Some definite good came from this experiment. We got some encouraging feedback from potential backers, one of whom was a publisher who spent the time to give us direct, constructive feedback. This is how friendly the board game community is, that an insider would take the time to help out some up and coming dreamers with a good idea. It is an amazingly supportive environment.
Here is some of the feedback we received, in case it can help you in reaching your goal to launch a Kickstarter campaign:
- Graphic Design Matters
The game was fully functional and some elements (like the board design & card art) were praised by backers. But during the campaign we received very good suggestions on field numbering, increasing the size and visibility of the important information on each card, and other aesthetic adjustments. We did go back to the drawing board after the campaign closed, and the resulting changes have made a more beautiful and functional game. If we had built our target audience ahead of time, we could have solicited that feedback BEFORE the campaign and been more successful in attracting new buyers.
- Make Your Rules Public
Any new game wants to promote how it plays and how it works. We may have relied too much on the video to explain/describe the mode of play. At a minimum, we should have made the rules available to download on our website so people could peruse the system at their own pace. In part, the failing was we had the rules developed but not graphically designed. The rules were almost all text, so we opted to hold them back. While this alone would not have tipped the scales in our favor, we should have had the rules ready to go – it is ultimately a sales tool.
- Design For Ease of Play
This echoes the need to have the components make the game play seamless and fluid. Hence the need for larger font on all the play cards and color-coding of important information. However, it goes deeper than just the aesthetics. Our goal was to faithfully recreate a realistic football experience in at least half the time of, say, Strat-O-Matic Football (which is a great game, no question). Football itself if very fiddly, with tons of edge cases and little rules that football fans know off-the-cuff, but become cumbersome when a gamer comes to the table. Feedback stated we should design for gamers, not football fans, and we obliged. There is a core game set with a greatly simplified experience for casual football fans and we have an “Advanced Rule Set” that includes all the edge cases (Onsides Kicks, Hail Mary passes, advanced time keeping, etc.).
- Video Production Value Matters
Our video was cute but shot on a cell phone. We did record audio on a good quality microphone and overdub most of it, but the overall quality was always amateurish. We are not suggesting you have to have a Disney Pixar-quality experience. Indeed, some awful projects have had some killer promotional videos. Instead, know that the bar has been raised since 2011, and it appears the audience expects a certain quality to take your project seriously.

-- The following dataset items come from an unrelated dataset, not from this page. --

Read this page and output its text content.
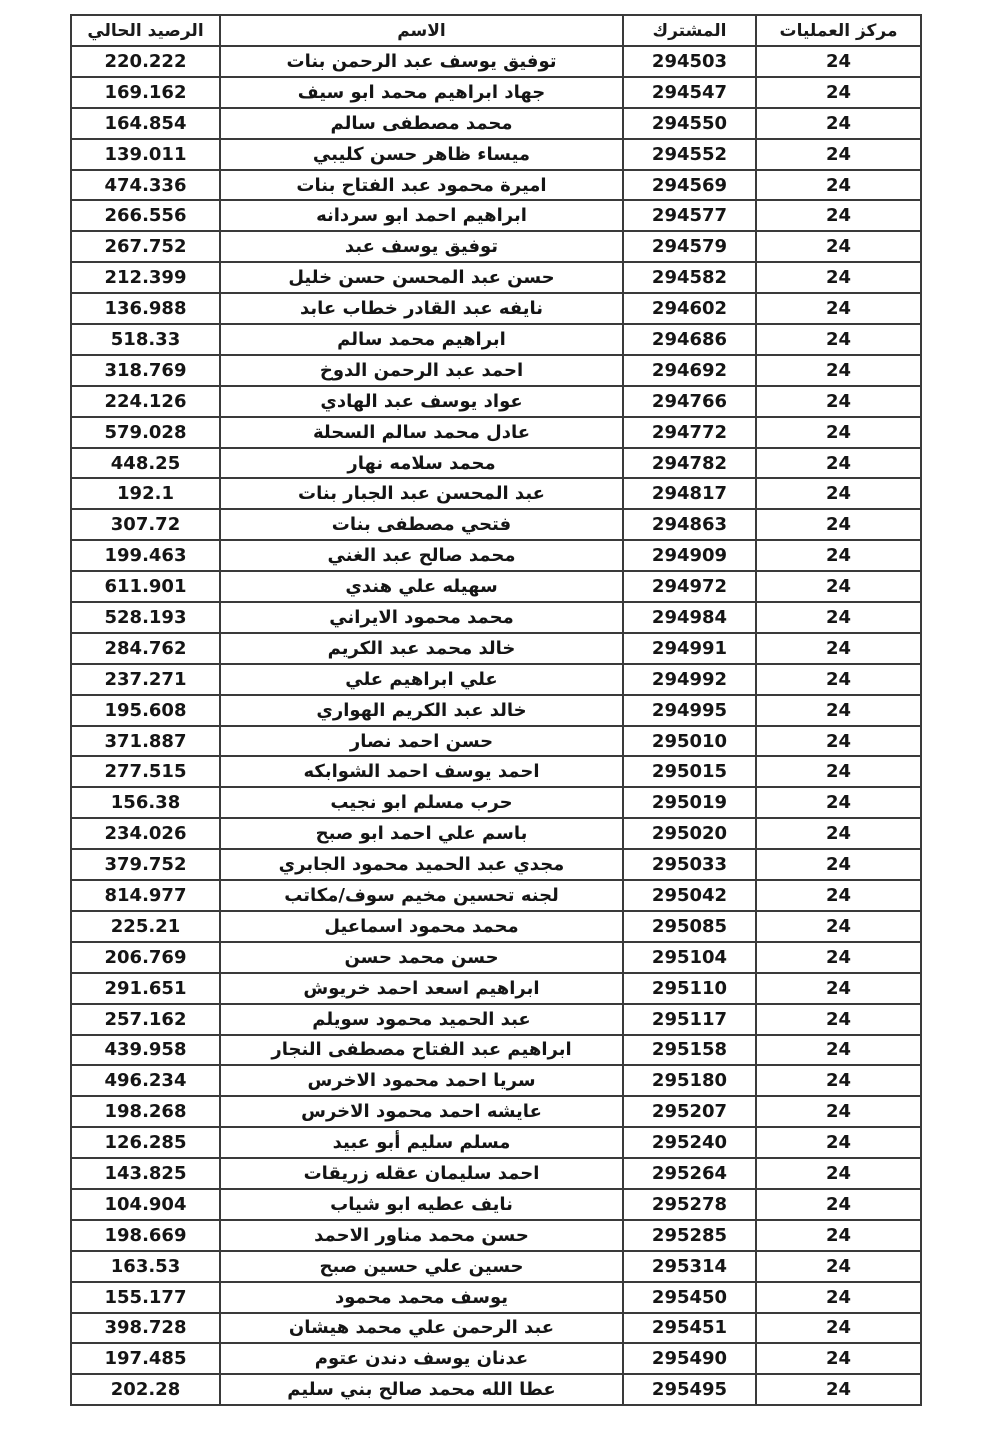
مركز العمليات	المشترك	الاسم	الرصيد الحالي
24	294503	توفيق يوسف عبد الرحمن بنات	220.222
24	294547	جهاد ابراهيم محمد ابو سيف	169.162
24	294550	محمد مصطفى سالم	164.854
24	294552	ميساء ظاهر حسن كليبي	139.011
24	294569	اميرة محمود عبد الفتاح بنات	474.336
24	294577	ابراهيم احمد ابو سردانه	266.556
24	294579	توفيق يوسف عبد	267.752
24	294582	حسن عبد المحسن حسن خليل	212.399
24	294602	نايفه عبد القادر خطاب عابد	136.988
24	294686	ابراهيم محمد سالم	518.33
24	294692	احمد عبد الرحمن الدوخ	318.769
24	294766	عواد يوسف عبد الهادي	224.126
24	294772	عادل محمد سالم السحلة	579.028
24	294782	محمد سلامه نهار	448.25
24	294817	عبد المحسن عبد الجبار بنات	192.1
24	294863	فتحي مصطفى بنات	307.72
24	294909	محمد صالح عبد الغني	199.463
24	294972	سهيله علي هندي	611.901
24	294984	محمد محمود الايراني	528.193
24	294991	خالد محمد عبد الكريم	284.762
24	294992	علي ابراهيم علي	237.271
24	294995	خالد عبد الكريم الهواري	195.608
24	295010	حسن احمد نصار	371.887
24	295015	احمد يوسف احمد الشوابكه	277.515
24	295019	حرب مسلم ابو نجيب	156.38
24	295020	باسم علي احمد ابو صبح	234.026
24	295033	مجدي عبد الحميد محمود الجابري	379.752
24	295042	لجنه تحسين مخيم سوف/مكاتب	814.977
24	295085	محمد محمود اسماعيل	225.21
24	295104	حسن محمد حسن	206.769
24	295110	ابراهيم اسعد احمد خريوش	291.651
24	295117	عبد الحميد محمود سويلم	257.162
24	295158	ابراهيم عبد الفتاح مصطفى النجار	439.958
24	295180	سريا احمد محمود الاخرس	496.234
24	295207	عايشه احمد محمود الاخرس	198.268
24	295240	مسلم سليم أبو عبيد	126.285
24	295264	احمد سليمان عقله زريقات	143.825
24	295278	نايف عطيه ابو شياب	104.904
24	295285	حسن محمد مناور الاحمد	198.669
24	295314	حسين علي حسين صبح	163.53
24	295450	يوسف محمد محمود	155.177
24	295451	عبد الرحمن علي محمد هيشان	398.728
24	295490	عدنان يوسف دندن عتوم	197.485
24	295495	عطا الله محمد صالح بني سليم	202.28
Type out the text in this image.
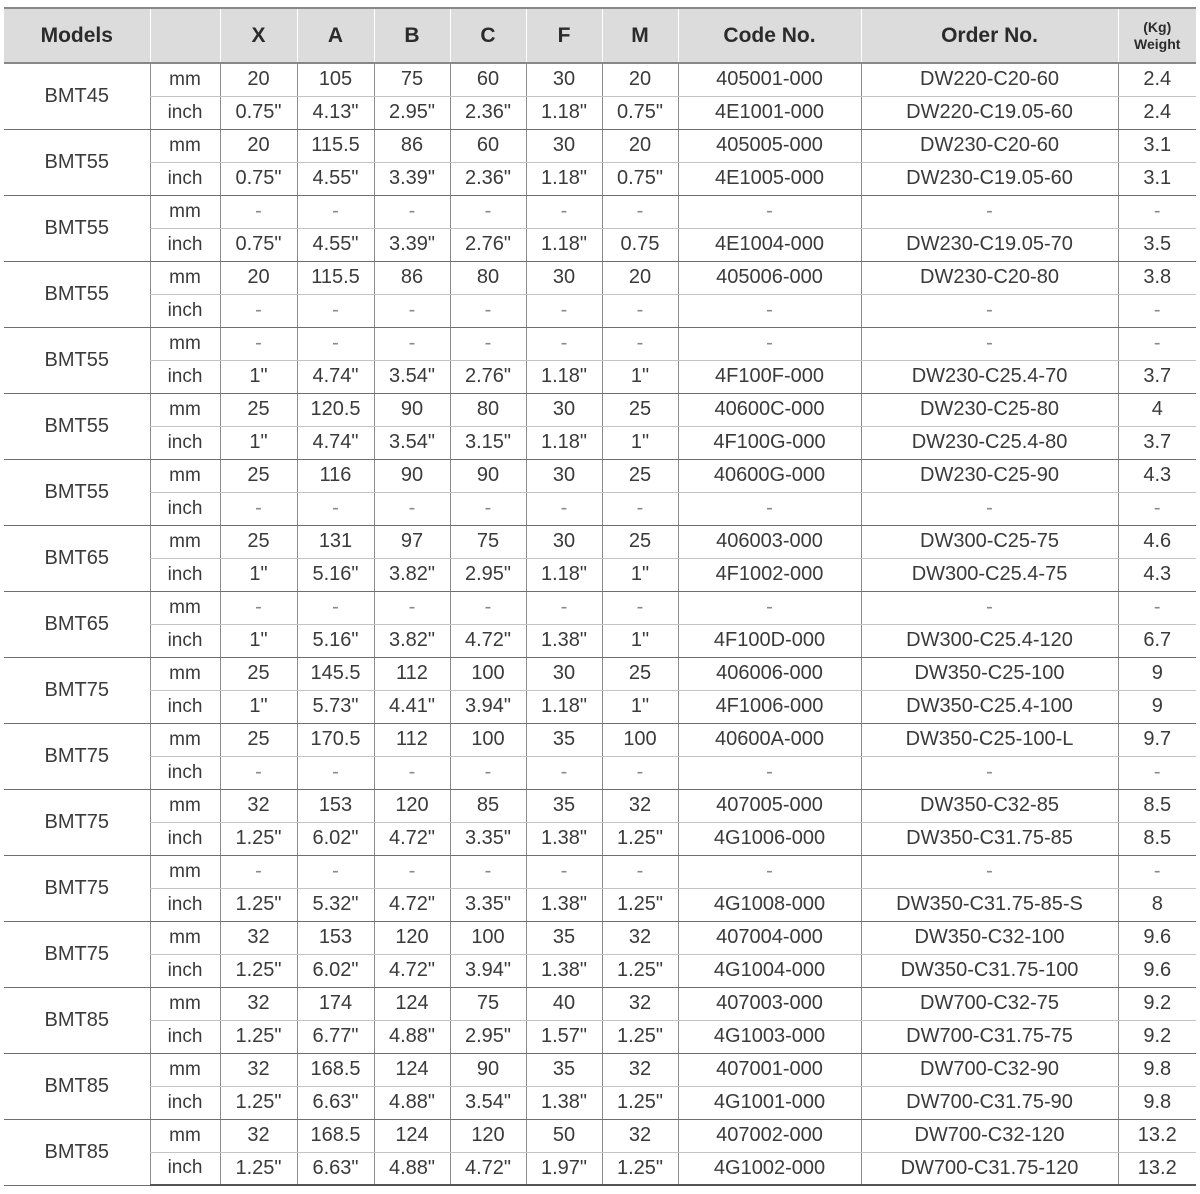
Models		X	A	B	C	F	M	Code No.	Order No.	(Kg)
Weight
BMT45	mm	20	105	75	60	30	20	405001-000	DW220-C20-60	2.4
	inch	0.75"	4.13"	2.95"	2.36"	1.18"	0.75"	4E1001-000	DW220-C19.05-60	2.4
BMT55	mm	20	115.5	86	60	30	20	405005-000	DW230-C20-60	3.1
	inch	0.75"	4.55"	3.39"	2.36"	1.18"	0.75"	4E1005-000	DW230-C19.05-60	3.1
BMT55	mm	-	-	-	-	-	-	-	-	-
	inch	0.75"	4.55"	3.39"	2.76"	1.18"	0.75	4E1004-000	DW230-C19.05-70	3.5
BMT55	mm	20	115.5	86	80	30	20	405006-000	DW230-C20-80	3.8
	inch	-	-	-	-	-	-	-	-	-
BMT55	mm	-	-	-	-	-	-	-	-	-
	inch	1"	4.74"	3.54"	2.76"	1.18"	1"	4F100F-000	DW230-C25.4-70	3.7
BMT55	mm	25	120.5	90	80	30	25	40600C-000	DW230-C25-80	4
	inch	1"	4.74"	3.54"	3.15"	1.18"	1"	4F100G-000	DW230-C25.4-80	3.7
BMT55	mm	25	116	90	90	30	25	40600G-000	DW230-C25-90	4.3
	inch	-	-	-	-	-	-	-	-	-
BMT65	mm	25	131	97	75	30	25	406003-000	DW300-C25-75	4.6
	inch	1"	5.16"	3.82"	2.95"	1.18"	1"	4F1002-000	DW300-C25.4-75	4.3
BMT65	mm	-	-	-	-	-	-	-	-	-
	inch	1"	5.16"	3.82"	4.72"	1.38"	1"	4F100D-000	DW300-C25.4-120	6.7
BMT75	mm	25	145.5	112	100	30	25	406006-000	DW350-C25-100	9
	inch	1"	5.73"	4.41"	3.94"	1.18"	1"	4F1006-000	DW350-C25.4-100	9
BMT75	mm	25	170.5	112	100	35	100	40600A-000	DW350-C25-100-L	9.7
	inch	-	-	-	-	-	-	-	-	-
BMT75	mm	32	153	120	85	35	32	407005-000	DW350-C32-85	8.5
	inch	1.25"	6.02"	4.72"	3.35"	1.38"	1.25"	4G1006-000	DW350-C31.75-85	8.5
BMT75	mm	-	-	-	-	-	-	-	-	-
	inch	1.25"	5.32"	4.72"	3.35"	1.38"	1.25"	4G1008-000	DW350-C31.75-85-S	8
BMT75	mm	32	153	120	100	35	32	407004-000	DW350-C32-100	9.6
	inch	1.25"	6.02"	4.72"	3.94"	1.38"	1.25"	4G1004-000	DW350-C31.75-100	9.6
BMT85	mm	32	174	124	75	40	32	407003-000	DW700-C32-75	9.2
	inch	1.25"	6.77"	4.88"	2.95"	1.57"	1.25"	4G1003-000	DW700-C31.75-75	9.2
BMT85	mm	32	168.5	124	90	35	32	407001-000	DW700-C32-90	9.8
	inch	1.25"	6.63"	4.88"	3.54"	1.38"	1.25"	4G1001-000	DW700-C31.75-90	9.8
BMT85	mm	32	168.5	124	120	50	32	407002-000	DW700-C32-120	13.2
	inch	1.25"	6.63"	4.88"	4.72"	1.97"	1.25"	4G1002-000	DW700-C31.75-120	13.2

- Paint Your Target (Audience)
Know who you are targeting as the core audience for the game. Be able to reach them directly well in advance of the campaign. Go to where they are and establish relationships. Build your network over time. It is unreasonable to expect that your target audience will want to be marketed to, even if your product is exceptional.

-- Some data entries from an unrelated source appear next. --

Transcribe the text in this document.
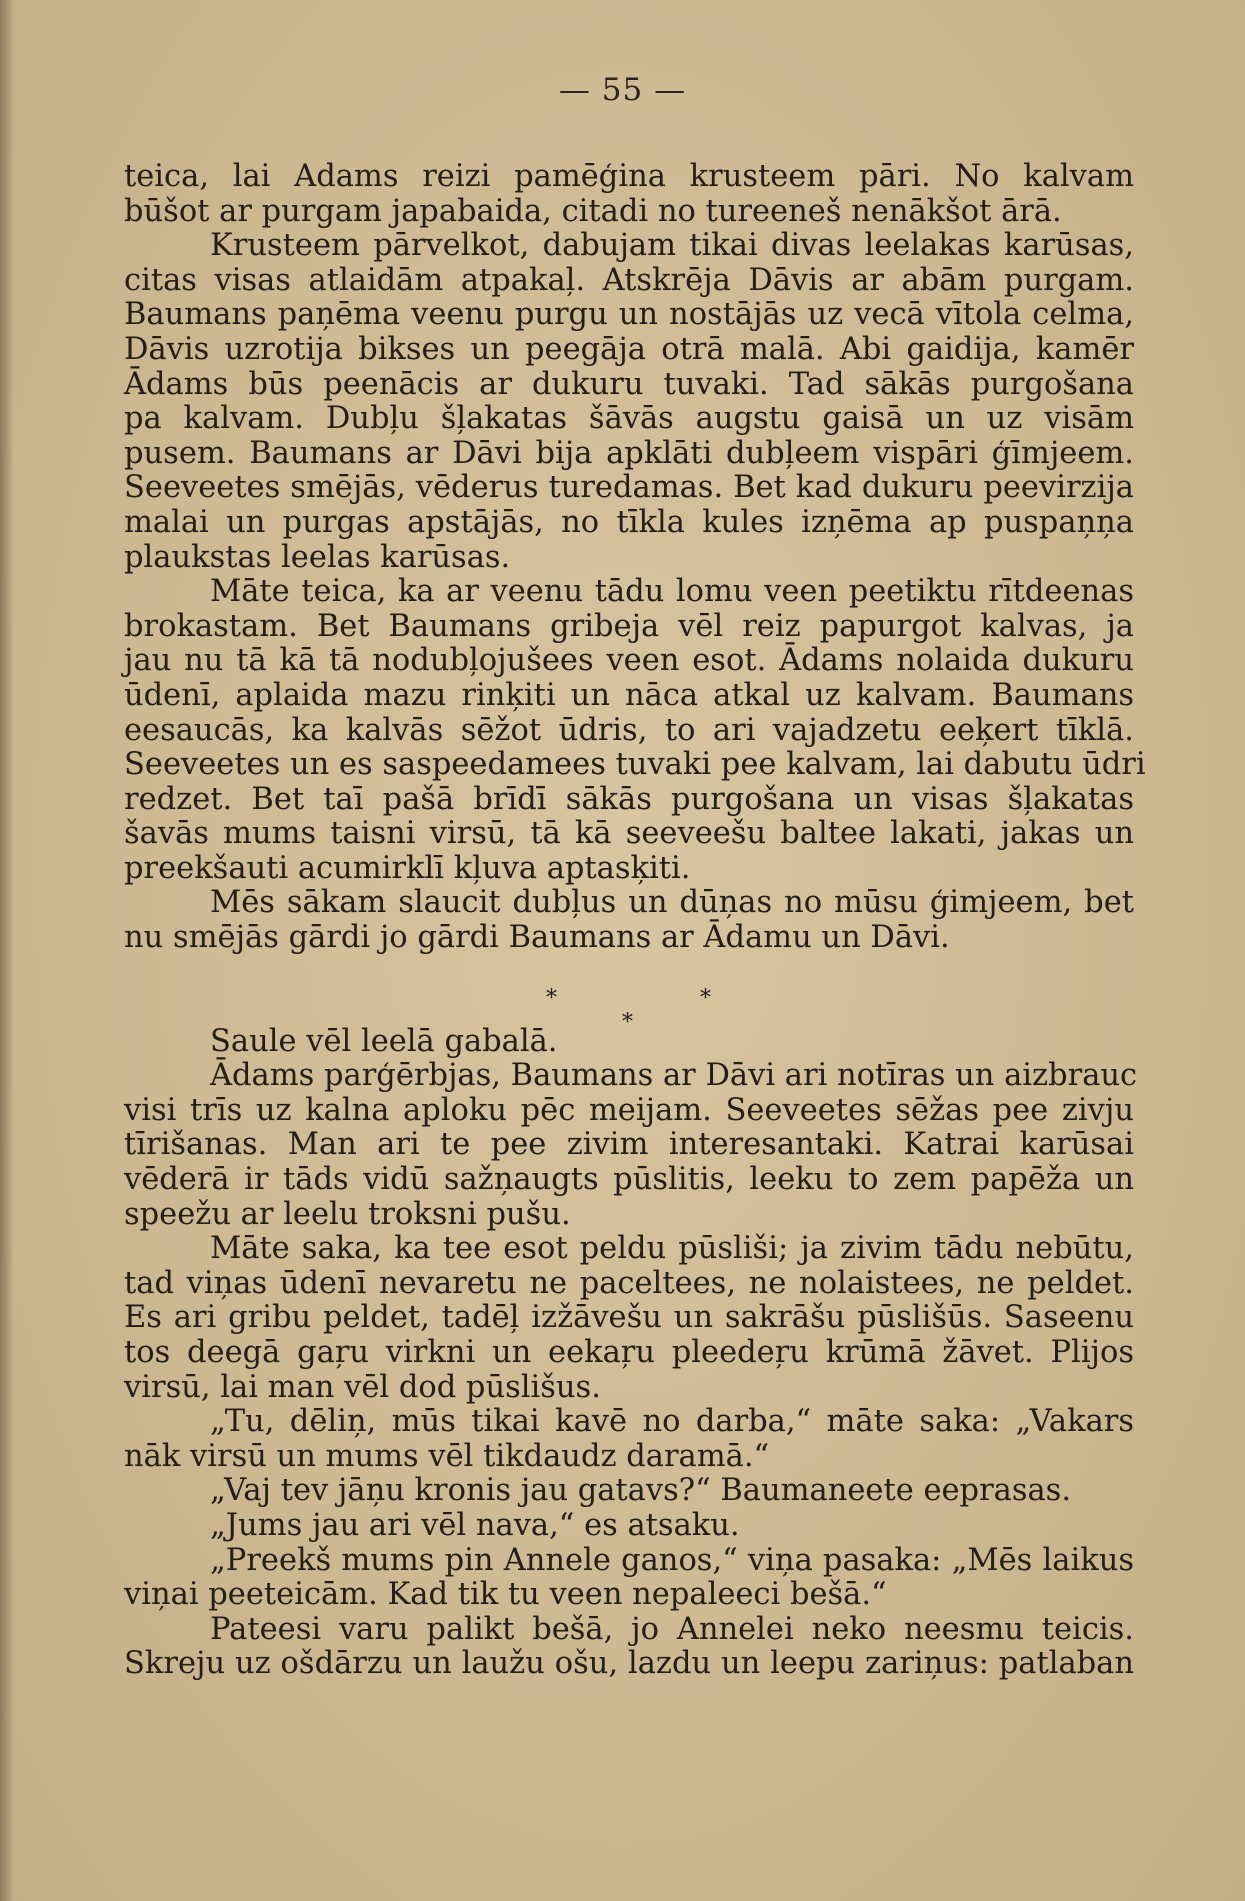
— 55 —
teica, lai Adams reizi pamēģina krusteem pāri. No kalvam
būšot ar purgam japabaida, citadi no tureeneš nenākšot ārā.
Krusteem pārvelkot, dabujam tikai divas leelakas karūsas,
citas visas atlaidām atpakaļ. Atskrēja Dāvis ar abām purgam.
Baumans paņēma veenu purgu un nostājās uz vecā vītola celma,
Dāvis uzrotija bikses un peegāja otrā malā. Abi gaidija, kamēr
Ādams būs peenācis ar dukuru tuvaki. Tad sākās purgošana
pa kalvam. Dubļu šļakatas šāvās augstu gaisā un uz visām
pusem. Baumans ar Dāvi bija apklāti dubļeem vispāri ģīmjeem.
Seeveetes smējās, vēderus turedamas. Bet kad dukuru peevirzija
malai un purgas apstājās, no tīkla kules izņēma ap puspaņņa
plaukstas leelas karūsas.
Māte teica, ka ar veenu tādu lomu veen peetiktu rītdeenas
brokastam. Bet Baumans gribeja vēl reiz papurgot kalvas, ja
jau nu tā kā tā nodubļojušees veen esot. Ādams nolaida dukuru
ūdenī, aplaida mazu rinķiti un nāca atkal uz kalvam. Baumans
eesaucās, ka kalvās sēžot ūdris, to ari vajadzetu eeķert tīklā.
Seeveetes un es saspeedamees tuvaki pee kalvam, lai dabutu ūdri
redzet. Bet taī pašā brīdī sākās purgošana un visas šļakatas
šavās mums taisni virsū, tā kā seeveešu baltee lakati, jakas un
preekšauti acumirklī kļuva aptasķiti.
Mēs sākam slaucit dubļus un dūņas no mūsu ģimjeem, bet
nu smējās gārdi jo gārdi Baumans ar Ādamu un Dāvi.
*	*
*
Saule vēl leelā gabalā.
Ādams parģērbjas, Baumans ar Dāvi ari notīras un aizbrauc
visi trīs uz kalna aploku pēc meijam. Seeveetes sēžas pee zivju
tīrišanas. Man ari te pee zivim interesantaki. Katrai karūsai
vēderā ir tāds vidū sažņaugts pūslitis, leeku to zem papēža un
speežu ar leelu troksni pušu.
Māte saka, ka tee esot peldu pūsliši; ja zivim tādu nebūtu,
tad viņas ūdenī nevaretu ne paceltees, ne nolaistees, ne peldet.
Es ari gribu peldet, tadēļ izžāvešu un sakrāšu pūslišūs. Saseenu
tos deegā gaŗu virkni un eekaŗu pleedeŗu krūmā žāvet. Plijos
virsū, lai man vēl dod pūslišus.
„Tu, dēliņ, mūs tikai kavē no darba,“ māte saka: „Vakars
nāk virsū un mums vēl tikdaudz daramā.“
„Vaj tev jāņu kronis jau gatavs?“ Baumaneete eeprasas.
„Jums jau ari vēl nava,“ es atsaku.
„Preekš mums pin Annele ganos,“ viņa pasaka: „Mēs laikus
viņai peeteicām. Kad tik tu veen nepaleeci bešā.“
Pateesi varu palikt bešā, jo Annelei neko neesmu teicis.
Skreju uz ošdārzu un laužu ošu, lazdu un leepu zariņus: patlaban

- Hype Your Target Audience Well In Advance
For us, we were not sure how to reach the slim overlap of our Venn diagram where sports enthusiasts align with board gamers. They are out there, no question, but we were not successful in reaching them in a meaningful way prior to the Kickstarter launch date. In retrospect, we should have not moved forward with the campaign, regrouped, and spent the time networking with our target audience.
Many blogs and podcasts have talked about these Do’s and Don’ts. But we have now both experienced them and, through the experience, internalized them. If you are ready to launch your Kickstarter, take a moment to use our feedback as a checklist. Good luck with your campaign!